Beginning to learn how to grapple without the gi can be quite intimidating to BJJ practitioners, especially when you begin to train stand up. It can often feel as if you have no chance against your partners who have prior wrestling or no-gi experience as they blast you with double and single legs, taking you down repeatedly. This experience can be quite daunting, but it is not inevitable. Take a look at our guide for no-gi stand up grip fighting strategies that will help you learn how to set up your takedowns and turn the tables on your training partners!
1) The Underhook
A great rule of thumb for those who are new to the no-gi stand up game is to always go for the underhook. The underhook is an incredibly powerful grip as it accomplishes two things simultaneously. As achieving the underhook places your arm under your opponent’s arm, it will allow you to change levels and drop for traditional leg-based attacks like double and single legs while stopping your opponent from changing levels on you. This makes it a great place for beginners to start learning, as obtaining it will stop some of your opponent’s more common attacks and give you time to remain on their feet and practice.
The most common way for you to establish the underhook is off of your opponent’s collar tie. When your opponent extends his arm and grabs your neck, step forward with the same side foot and shoot your arm into the underhook position. While the collar tie is powerful, it is very vulnerable to being countered with an underhook so you shouldn’t have too much trouble establishing it. If your opponent chooses to overhook your arm, (known as a “whizzering”), your hand will likely rest across his back. If he fails to whizzer you, you can establish the “power underhook” by reaching with your underhooking hand and cupping his shoulder. This is a much more powerful version of the underhook that should be taken whenever possible.
While the best takedowns from the underhook are the double and single leg takedowns if your opponent whizzers your arm these are going to be difficult. If he does whizzer, take your underhook side leg and kick his nearest leg out of the way, similar to an Uchi Mata throw. Before his leg lands, step the leg you just used to kick behind his other foot as you reach down and grab it. All you have to do now is drive forward, executing a perfect ankle pick.
2) The Arm Drag
The arm drag is perhaps one of the most commonly used no-gi grip fighting strategies, due largely to its simplicity and effectiveness. Originally developed in freestyle wrestling, the arm drag is a great way to create movement from your opponent, which will allow you to capitalize and attack based on his defense. The best time to execute an arm drag is when one of your opponent’s arms is extended away from his body, usually reaching to your head. The first step is to take your same side hand and grab his wrist, securing it in place. Then as you step outside of that arm, your other hand will reach to his elbow.
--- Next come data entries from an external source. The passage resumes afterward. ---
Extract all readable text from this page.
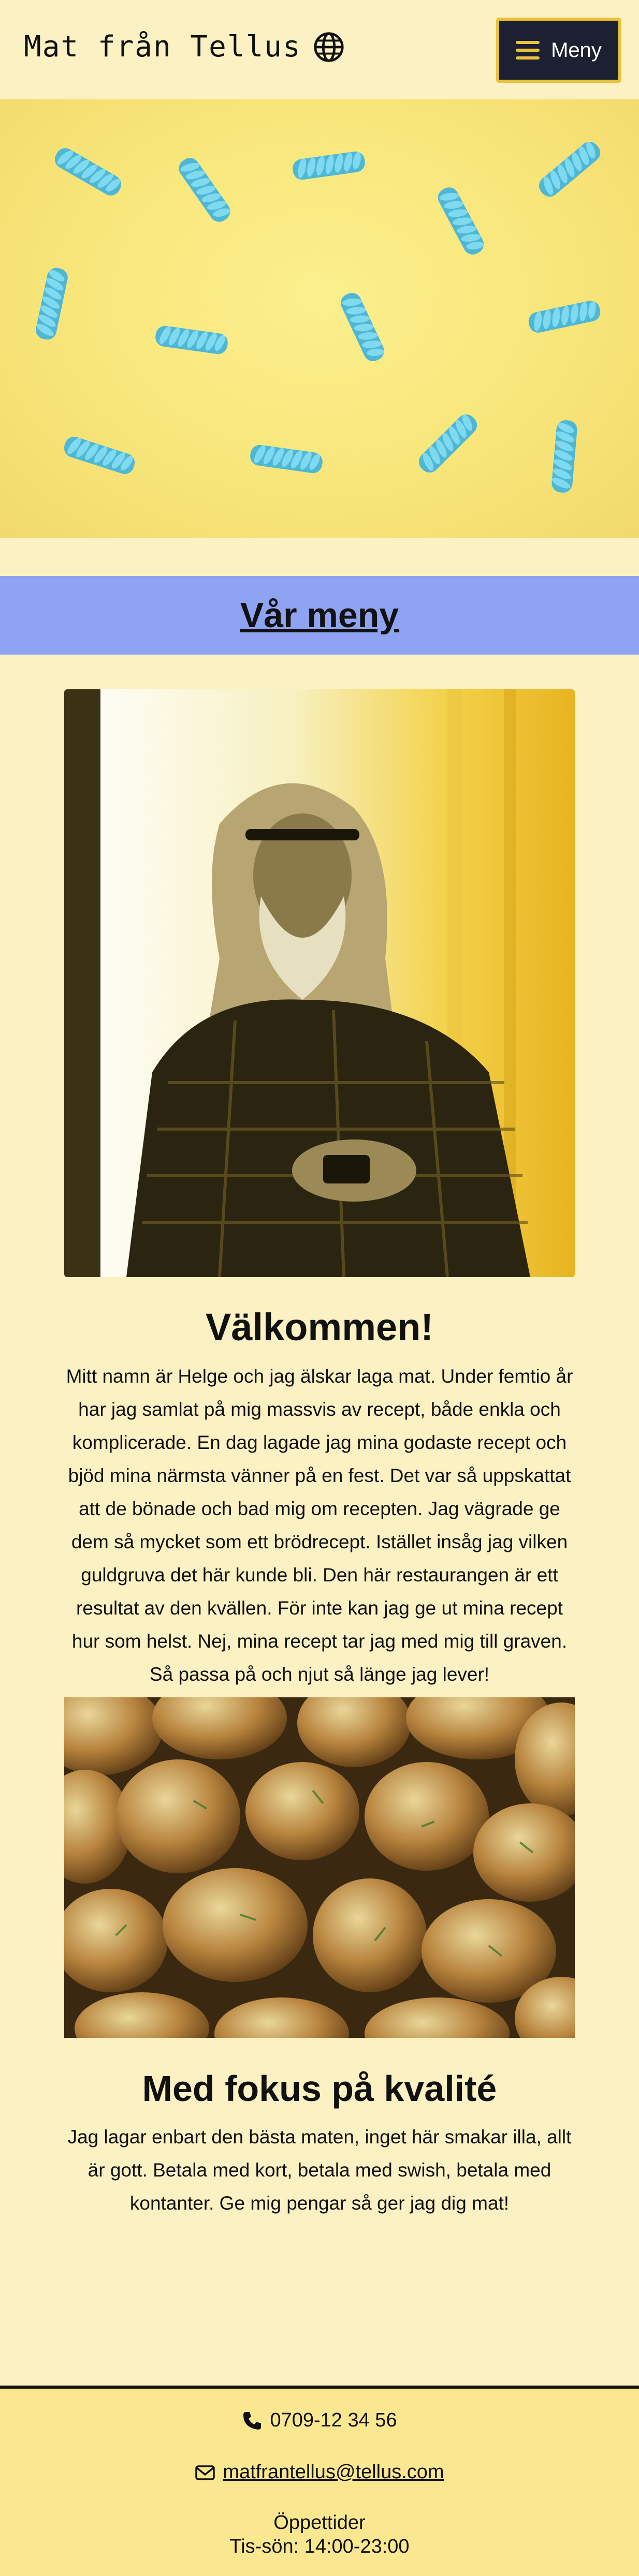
Mat från Tellus	Meny
Vår meny
Välkommen!

Mitt namn är Helge och jag älskar laga mat. Under femtio år har jag samlat på mig massvis av recept, både enkla och komplicerade. En dag lagade jag mina godaste recept och bjöd mina närmsta vänner på en fest. Det var så uppskattat att de bönade och bad mig om recepten. Jag vägrade ge dem så mycket som ett brödrecept. Istället insåg jag vilken guldgruva det här kunde bli. Den här restaurangen är ett resultat av den kvällen. För inte kan jag ge ut mina recept hur som helst. Nej, mina recept tar jag med mig till graven. Så passa på och njut så länge jag lever!

Med fokus på kvalité

Jag lagar enbart den bästa maten, inget här smakar illa, allt är gott. Betala med kort, betala med swish, betala med kontanter. Ge mig pengar så ger jag dig mat!

0709-12 34 56
matfrantellus@tellus.com
Öppettider
Tis-sön: 14:00-23:00
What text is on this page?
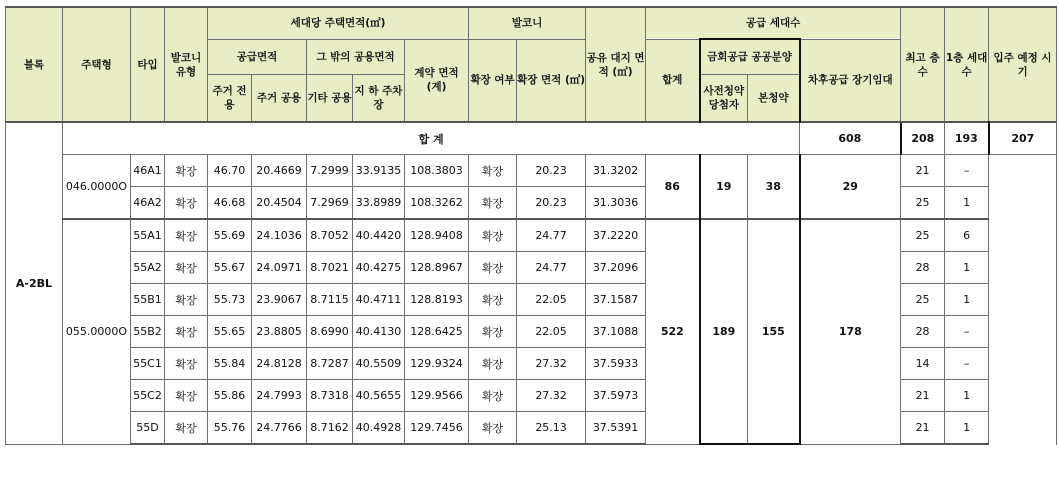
블록	주택형	타입	발코니 유형	세대당 주택면적(㎡)					발코니		공유 대지 면적 (㎡)	공급 세대수				최고 층수	1층 세대수	입주 예정 시기	
				공급면적		그 밖의 공용면적		계약 면적 (계)	확장 여부	확장 면적 (㎡)		합계	금회공급 공공분양		차후공급 장기임대				
				주거 전용	주거 공용	기타 공용	지 하 주차장						사전청약 당첨자	본청약					
A-2BL	합 계														608	208	193	207			
	046.0000O	46A1	확장	46.70	20.4669	7.2999	33.9135	108.3803	확장	20.23	31.3202	86	19	38	29	21	–		
		46A2	확장	46.68	20.4504	7.2969	33.8989	108.3262	확장	20.23	31.3036					25	1		
	055.0000O	55A1	확장	55.69	24.1036	8.7052	40.4420	128.9408	확장	24.77	37.2220	522	189	155	178	25	6		
		55A2	확장	55.67	24.0971	8.7021	40.4275	128.8967	확장	24.77	37.2096					28	1		
		55B1	확장	55.73	23.9067	8.7115	40.4711	128.8193	확장	22.05	37.1587					25	1		
		55B2	확장	55.65	23.8805	8.6990	40.4130	128.6425	확장	22.05	37.1088					28	–		
		55C1	확장	55.84	24.8128	8.7287	40.5509	129.9324	확장	27.32	37.5933					14	–		
		55C2	확장	55.86	24.7993	8.7318	40.5655	129.9566	확장	27.32	37.5973					21	1		
		55D	확장	55.76	24.7766	8.7162	40.4928	129.7456	확장	25.13	37.5391					21	1		
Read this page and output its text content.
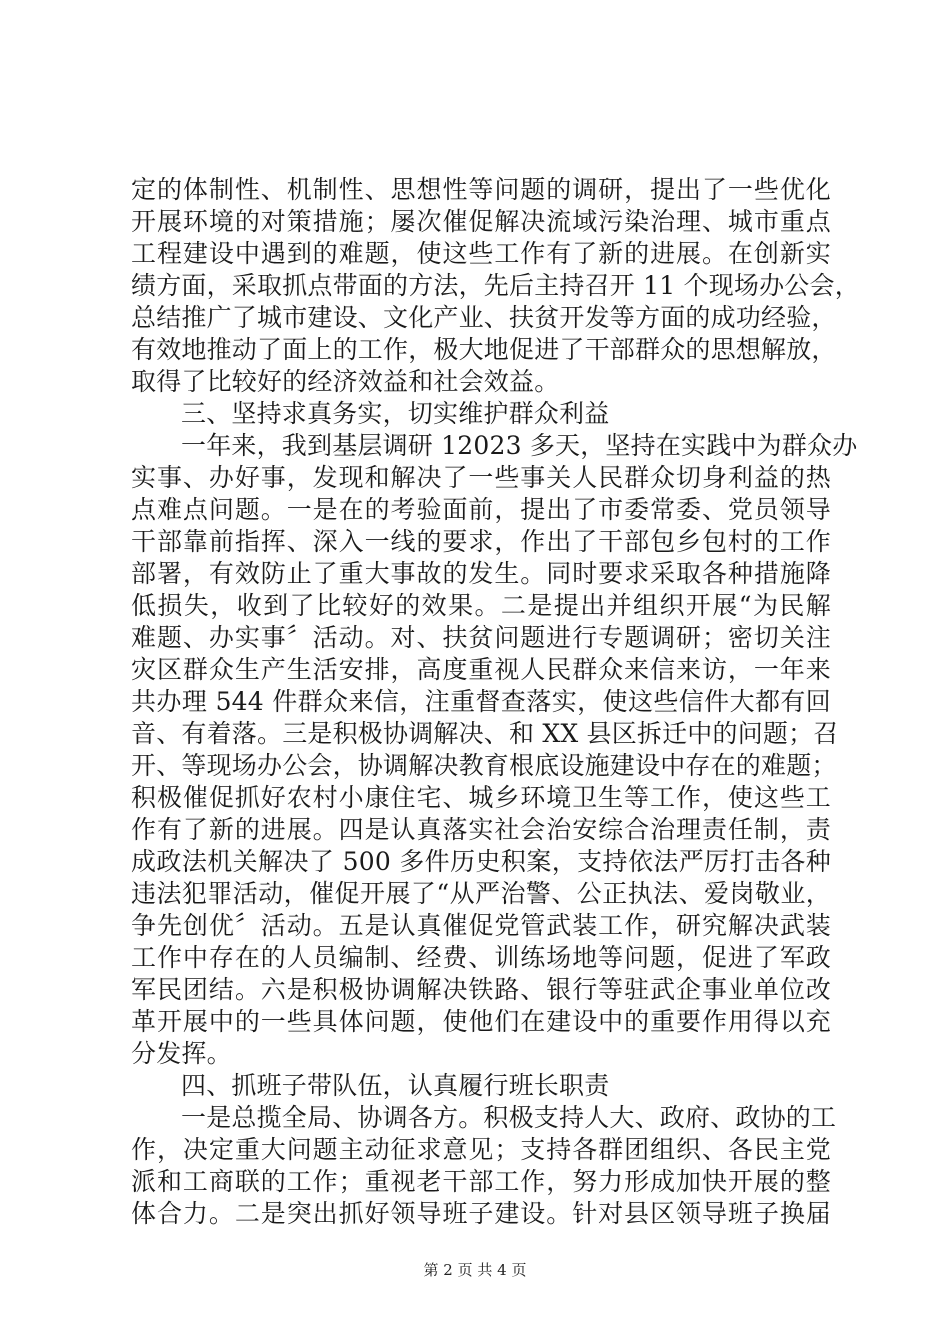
定的体制性、机制性、思想性等问题的调研，提出了一些优化
开展环境的对策措施；屡次催促解决流域污染治理、城市重点
工程建设中遇到的难题，使这些工作有了新的进展。在创新实
绩方面，采取抓点带面的方法，先后主持召开 11 个现场办公会，
总结推广了城市建设、文化产业、扶贫开发等方面的成功经验，
有效地推动了面上的工作，极大地促进了干部群众的思想解放，
取得了比较好的经济效益和社会效益。
三、坚持求真务实，切实维护群众利益
一年来，我到基层调研 12023 多天，坚持在实践中为群众办
实事、办好事，发现和解决了一些事关人民群众切身利益的热
点难点问题。一是在的考验面前，提出了市委常委、党员领导
干部靠前指挥、深入一线的要求，作出了干部包乡包村的工作
部署，有效防止了重大事故的发生。同时要求采取各种措施降
低损失，收到了比较好的效果。二是提出并组织开展“为民解
难题、办实事〞活动。对、扶贫问题进行专题调研；密切关注
灾区群众生产生活安排，高度重视人民群众来信来访，一年来
共办理 544 件群众来信，注重督查落实，使这些信件大都有回
音、有着落。三是积极协调解决、和 XX 县区拆迁中的问题；召
开、等现场办公会，协调解决教育根底设施建设中存在的难题；
积极催促抓好农村小康住宅、城乡环境卫生等工作，使这些工
作有了新的进展。四是认真落实社会治安综合治理责任制，责
成政法机关解决了 500 多件历史积案，支持依法严厉打击各种
违法犯罪活动，催促开展了“从严治警、公正执法、爱岗敬业，
争先创优〞活动。五是认真催促党管武装工作，研究解决武装
工作中存在的人员编制、经费、训练场地等问题，促进了军政
军民团结。六是积极协调解决铁路、银行等驻武企事业单位改
革开展中的一些具体问题，使他们在建设中的重要作用得以充
分发挥。
四、抓班子带队伍，认真履行班长职责
一是总揽全局、协调各方。积极支持人大、政府、政协的工
作，决定重大问题主动征求意见；支持各群团组织、各民主党
派和工商联的工作；重视老干部工作，努力形成加快开展的整
体合力。二是突出抓好领导班子建设。针对县区领导班子换届
第 2 页 共 4 页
As you pull with your grip on his elbow your wrist grip should “drag” his hand across your body as you move around to his back. While the ideal arm drag will end with you in a rear body lock on your opponent, in reality, this is very difficult to achieve, so we will have to attack with a follow-up.
The most common response for an opponent when you attempt to arm drag him is to violently pull his arm back, stopping you from dragging it and getting behind him. If you feel that your initial “pull” is not going to be strong enough to get around him, that is a perfect time to attack with a double leg. As your opponent is pulling his arm away, his weight is naturally going to be going backwards, making him very vulnerable to the double leg. While a traditional double leg would be effective from this position, a blast double would be best. As he pulls away, drive your forehead into the center of his chest as you step towards him and cup your hands behind his knees. Now simply take another step and drive forward, driving him down to the mat
3) The Snap Down
Like a lot of other techniques used extensively in modern no-gi grappling, the snap down was first popularized in wrestling. While it is effective under a wrestling ruleset, it is even more useful in submission grappling as it creates the opportunity for front head lock strangles like the guillotine, darce, and anaconda. While it is important for beginners to learn all different sorts of takedowns and takedown defense, it is also crucial to remember that the point of taking someone down is so that you can ultimately submit them. The snap down will allow you to move straight towards this objective, as you can either pursue your favorite strangle or come around for a takedown and pin.
The easiest way to execute the snap down is from the collar tie. If your opponent approaches you from a lower stance, reach your arm out and grab the back of his head, forcing it down and towards the side. Next, fake a foot sweep by reaching out and touching his foot with one of yours. This will create a reaction of moving his feet back to stop a foot sweep. As his feet are no longer directly under him, you should have a relatively easy time pulling his head down with the collar tie as you guide it under your armpit. Once his head is under your armpit you can either move to a strangle submission, or a takedown, whichever you prefer!
Stand up grappling can always be intimidating, especially when you are new to the no-gi aspects of BJJ. While it is perfectly normal to feel lost and confused, like all other aspects of Brazilian Jiu-Jitsu, the only way to get better is with practice!